The U.S. Supreme Court has ruled that states have the authority to ban Planned Parenthood from participating in Medicaid programs. This decision overturns an earlier appeals court ruling that opposed South Carolina's attempt to defund the organization, which is the nation’s largest abortion provider. 

The Court issued its opinion in the Medina v.
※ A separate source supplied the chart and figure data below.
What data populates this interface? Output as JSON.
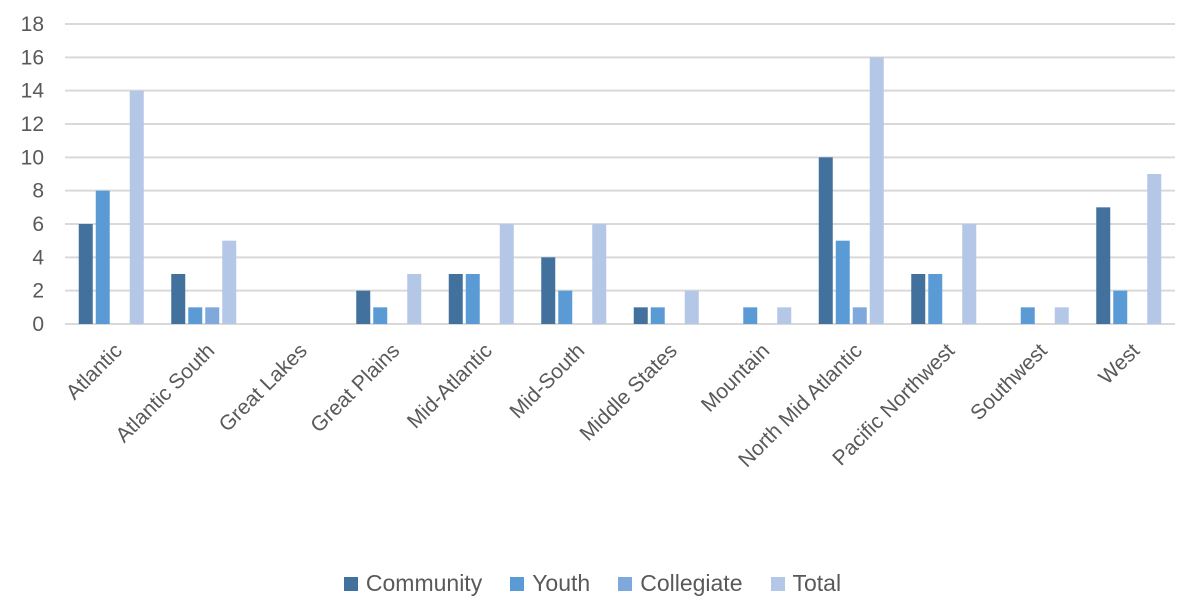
{
  "chart_data": {
    "type": "bar",
    "categories": [
      "Atlantic",
      "Atlantic South",
      "Great Lakes",
      "Great Plains",
      "Mid-Atlantic",
      "Mid-South",
      "Middle States",
      "Mountain",
      "North Mid Atlantic",
      "Pacific Northwest",
      "Southwest",
      "West"
    ],
    "series": [
      {
        "name": "Community",
        "color": "#41719c",
        "values": [
          6,
          3,
          0,
          2,
          3,
          4,
          1,
          0,
          10,
          3,
          0,
          7
        ]
      },
      {
        "name": "Youth",
        "color": "#5b9bd5",
        "values": [
          8,
          1,
          0,
          1,
          3,
          2,
          1,
          1,
          5,
          3,
          1,
          2
        ]
      },
      {
        "name": "Collegiate",
        "color": "#7fa9dc",
        "values": [
          0,
          1,
          0,
          0,
          0,
          0,
          0,
          0,
          1,
          0,
          0,
          0
        ]
      },
      {
        "name": "Total",
        "color": "#b4c7e7",
        "values": [
          14,
          5,
          0,
          3,
          6,
          6,
          2,
          1,
          16,
          6,
          1,
          9
        ]
      }
    ],
    "yticks": [
      "0",
      "2",
      "4",
      "6",
      "8",
      "10",
      "12",
      "14",
      "16",
      "18"
    ],
    "ylim": [
      0,
      18
    ],
    "grid": true,
    "legend_position": "bottom",
    "title": "",
    "xlabel": "",
    "ylabel": ""
  }
}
Planned Parenthood case on Thursday morning, holding 6-3 that federal law does not prevent states from excluding abortion providers from Medicaid.

Justice Neil Gorsuch authored the majority opinion, joined by Chief Justice John Roberts and Justices Clarence Thomas, Samuel Alito, Brett Kavanaugh, and Amy Coney Barrett. 

In his opinion, Gorsuch wrote, “To prove that a statute secures an enforceable right, privilege, or immunity, and does not just provide a benefit or protect an interest, a plaintiff must show that the law in question ‘clear[ly] and unambiguous[ly]’ uses ‘rights-creating terms.’” 

He argued that “after announcing that state Medicaid plans must allow individuals to obtain care from any qualified provider, the provision proceeds to carve out various exceptions to that rule… Neither paragraph [in the statute] uses clear and unambiguous rights-creating language, so neither supports a private suit under [42 United States Code §1983].” 

Gorsuch further explained that there is a “longstanding line between mere benefits and enforceable rights,” and that it is “up to Congress to provide states with ‘clear and unambiguous notice of an individually enforceable right.’”

Justice Ketanji Brown Jackson dissented, joined by Justices Sonia Sotomayor and Elena Kagan, arguing that “under a faithful application of our unambiguous-conferral test, the Medicaid Act’s free-choice-of-provider provision readily creates an enforceable right.” 

Jackson added, “to prevent States from interfering with Medicaid recipients’ freedom to choose their own providers, Congress adopted nearly identical language from a provision of the Medicare Act that — in both purpose and effect — had guaranteed that right to Medicare beneficiaries.” 

Jackson emphasized that “Congress made a deliberate choice to protect Medicaid recipients’ ability to choose their own providers by employing statutory language that it knew, based on its Medicare experience, would achieve that end,” and stated, “Congress’s intent could not have been clearer.”

The case originated from a 2018 order by South Carolina Governor Henry McMaster, directing the Department of Health and Human Services to terminate Medicaid agreements with abortion providers. 

Planned Parenthood, which operated two facilities in the state, filed suit, and a federal district court blocked the enforcement of the order. In March 2024, the 4th U.S. Circuit Court of Appeals upheld that lower court ruling unanimously.